Uber will face similar challenges. The list of partners in Uber Feed will start small (only the company’s own UberEats will be available at launch—Yelp, Snapchat, Foursquare, Pandora, and transit integration are “coming soon”), but it’s easy to imagine how the product could expand with features like weather, news, and partnerships with local businesses. But even more important than expanding the range of third-party features is ensuring that people find these services useful in the first place. The Uber Feed is designed to be predictive and personalized, based on your destination. But as anyone who was ever interrupted by Clippy, Microsoft’s overly helpful animated paperclip, can attest, recommendations are not always well received.
“The question becomes, how frequently do people have the need for this information in this moment?” says experience designer Jesse James Garrett, founder of UX design and consulting firm Adaptive Path. He uses Yelp as an example. “You’re literally on your way to the restaurant. How many people are actually going to feel the compulsion to figure out what they want to order in the car, on the way to the restaurant? And, among the people who do feel that compulsion, how frequently do they feel it?”

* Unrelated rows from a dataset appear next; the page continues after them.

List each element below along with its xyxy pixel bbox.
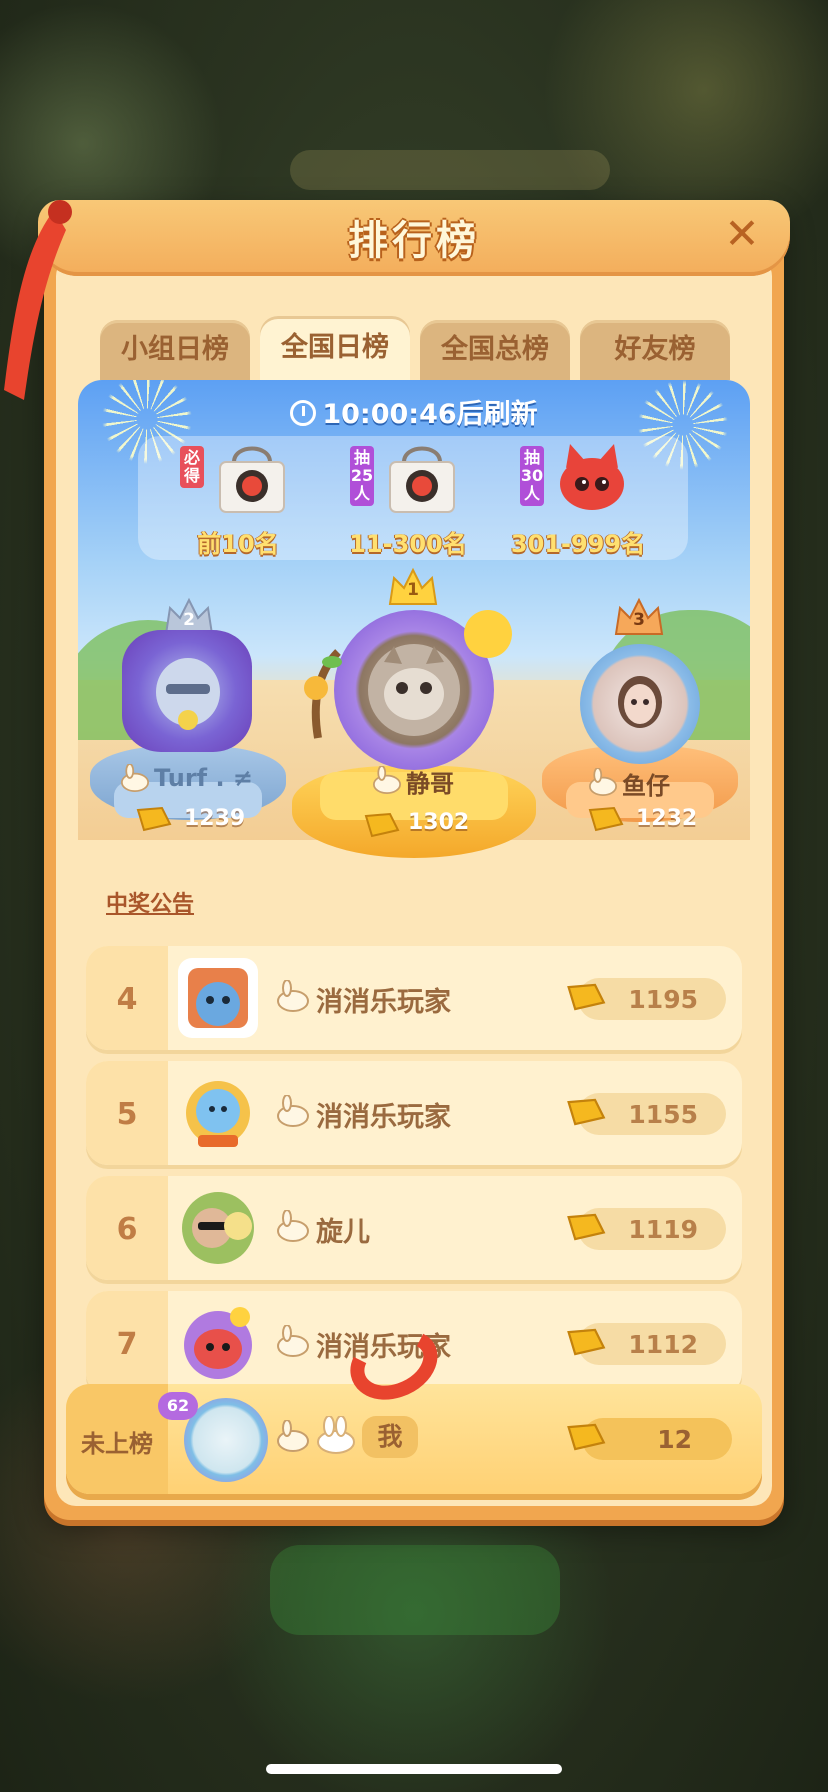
tab-friends[interactable]: 好友榜: [580, 320, 730, 380]
bunny-icon: [277, 980, 309, 1012]
reward-tier-3[interactable]: 抽30人 301-999名: [508, 436, 648, 560]
list-item[interactable]: 5 消消乐玩家 1155: [86, 1061, 742, 1165]
gold-bar-icon: [567, 983, 606, 1011]
podium-rank-3[interactable]: 3 鱼仔 1232: [540, 596, 740, 896]
rank-number: 2: [183, 610, 195, 630]
player-name: 鱼仔: [622, 772, 670, 800]
panel-header: 排行榜 ✕: [38, 200, 790, 276]
gold-bar-icon: [567, 1423, 606, 1451]
avatar: [184, 1307, 252, 1379]
my-name: 我: [362, 1416, 418, 1458]
page-title: 排行榜: [348, 218, 480, 264]
gift-bag-icon: [389, 446, 455, 513]
gift-bag-icon: [219, 446, 285, 513]
gold-bar-icon: [588, 806, 624, 832]
avatar: [186, 1081, 250, 1147]
avatar: [182, 1192, 254, 1264]
my-rank-row[interactable]: 未上榜 62 我 12: [46, 1384, 782, 1494]
reward-info-box: 必得 前10名 抽25人 11-300名 抽30人 301-999名: [138, 436, 688, 560]
gold-bar-icon: [567, 1328, 606, 1356]
player-score: 1195: [628, 985, 698, 1014]
close-button[interactable]: ✕: [720, 212, 764, 256]
knight-avatar-icon: [156, 658, 220, 730]
player-name: 消消乐玩家: [316, 987, 451, 1018]
player-name: 静哥: [406, 770, 454, 798]
list-item[interactable]: 6 旋儿 1119: [86, 1176, 742, 1280]
gold-bar-icon: [567, 1098, 606, 1126]
rank-number: 7: [116, 1327, 138, 1362]
refresh-timer: 10:00:46后刷新: [0, 392, 828, 431]
tab-group-daily[interactable]: 小组日榜: [100, 320, 250, 380]
ribbon-decoration-bottom: [350, 1333, 438, 1400]
player-score: 1155: [628, 1100, 698, 1129]
player-score: 1112: [628, 1330, 698, 1359]
avatar: [178, 958, 258, 1038]
list-item[interactable]: 4 消消乐玩家 1195: [86, 946, 742, 1050]
girl-avatar-icon: [618, 676, 662, 728]
reward-tier-2[interactable]: 抽25人 11-300名: [338, 436, 478, 560]
rank-number: 4: [116, 982, 138, 1017]
my-rank-status: 未上榜: [81, 1430, 153, 1458]
branch-decoration: [304, 649, 342, 739]
rank-number: 1: [407, 580, 419, 600]
podium-rank-2[interactable]: 2 Turf . ≠ 1239: [88, 596, 288, 896]
bunny-icon: [277, 1095, 309, 1127]
reward-tag: 必得: [180, 446, 204, 488]
player-name: Turf . ≠: [154, 764, 254, 792]
bunny-icon: [373, 766, 401, 794]
background-button-blur: [270, 1545, 560, 1635]
player-score: 1239: [184, 806, 246, 831]
red-pet-icon: [560, 444, 624, 510]
gold-bar-icon: [136, 806, 172, 832]
tab-national-daily[interactable]: 全国日榜: [260, 316, 410, 380]
player-score: 1302: [408, 810, 470, 835]
gold-bar-icon: [567, 1213, 606, 1241]
my-score: 12: [657, 1425, 692, 1454]
background-title-blur: [290, 150, 610, 190]
gold-bar-icon: [364, 812, 400, 838]
clock-icon: [290, 400, 317, 426]
bunny-icon: [277, 1420, 309, 1452]
winner-announcement-link[interactable]: 中奖公告: [106, 886, 194, 918]
bunny-icon: [277, 1325, 309, 1357]
sun-decoration: [464, 610, 512, 658]
player-score: 1232: [636, 806, 698, 831]
bunny-icon: [277, 1210, 309, 1242]
level-badge: 62: [158, 1392, 198, 1420]
close-icon: ✕: [724, 209, 760, 258]
cat-avatar-icon: [368, 644, 460, 736]
white-bunny-icon: [317, 1416, 355, 1454]
home-indicator[interactable]: [266, 1764, 562, 1774]
podium-rank-1[interactable]: 1 静哥 1302: [290, 566, 540, 896]
rank-number: 6: [116, 1212, 138, 1247]
bunny-icon: [121, 764, 149, 792]
reward-tier-1[interactable]: 必得 前10名: [168, 436, 308, 560]
player-name: 旋儿: [316, 1217, 370, 1248]
reward-tag: 抽30人: [520, 446, 544, 506]
player-name: 消消乐玩家: [316, 1102, 451, 1133]
tab-national-total[interactable]: 全国总榜: [420, 320, 570, 380]
rank-number: 3: [633, 610, 645, 630]
tab-bar: 小组日榜 全国日榜 全国总榜 好友榜: [100, 316, 730, 380]
rank-number: 5: [116, 1097, 138, 1132]
bunny-icon: [589, 768, 617, 796]
reward-tag: 抽25人: [350, 446, 374, 506]
player-score: 1119: [628, 1215, 698, 1244]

That’s the challenge with smart recommendations: They’re only as good as the predictions on which they’re based. And if they’re not significantly better than your usual workflow, they stand a good chance of failing. “I’d imagine a lot of people would trust good old-fashioned me-typing-something-into-Foursquare over Foursquare-brought-to-you-by-Uber, especially if they’re not finding the Uber-ified recommendations to be immediately and consistently spot-on,” Hulick says.
You can bet that Uber will be leveraging its aggregate rider data to confront these challenges, itself, and update Uber Feed accordingly. Which also speaks to why Uber wants Uber Feed to succeed in the first place. The more you stay within Uber’s ecosystem, the more data it can collect. The more data it has, the more easily it can monetize. How comfortable you are with yet another digital services company knowing everything about how you spend your time is up to you.
Regardless of whether it pulls this off, Uber’s dramatic change to its UI reflects where it’s going as a business. Consider the company’s new, self-driving fleet in Pittsburgh, and its larger vision of a fully autonomous future. What responsibility does Uber have, in a driverless scenario, when it comes to the rider experience, where it doesn’t have that human touchpoint to facilitate the rider experience? “Uber Feed starts to lay the groundwork to have software do that,” Garrett says.
It’s something riders will have to want, and opt-in for, but if Uber can own your in-transit engagement, it makes it much easier for the company to fulfill this role, even when there’s no one behind the wheel.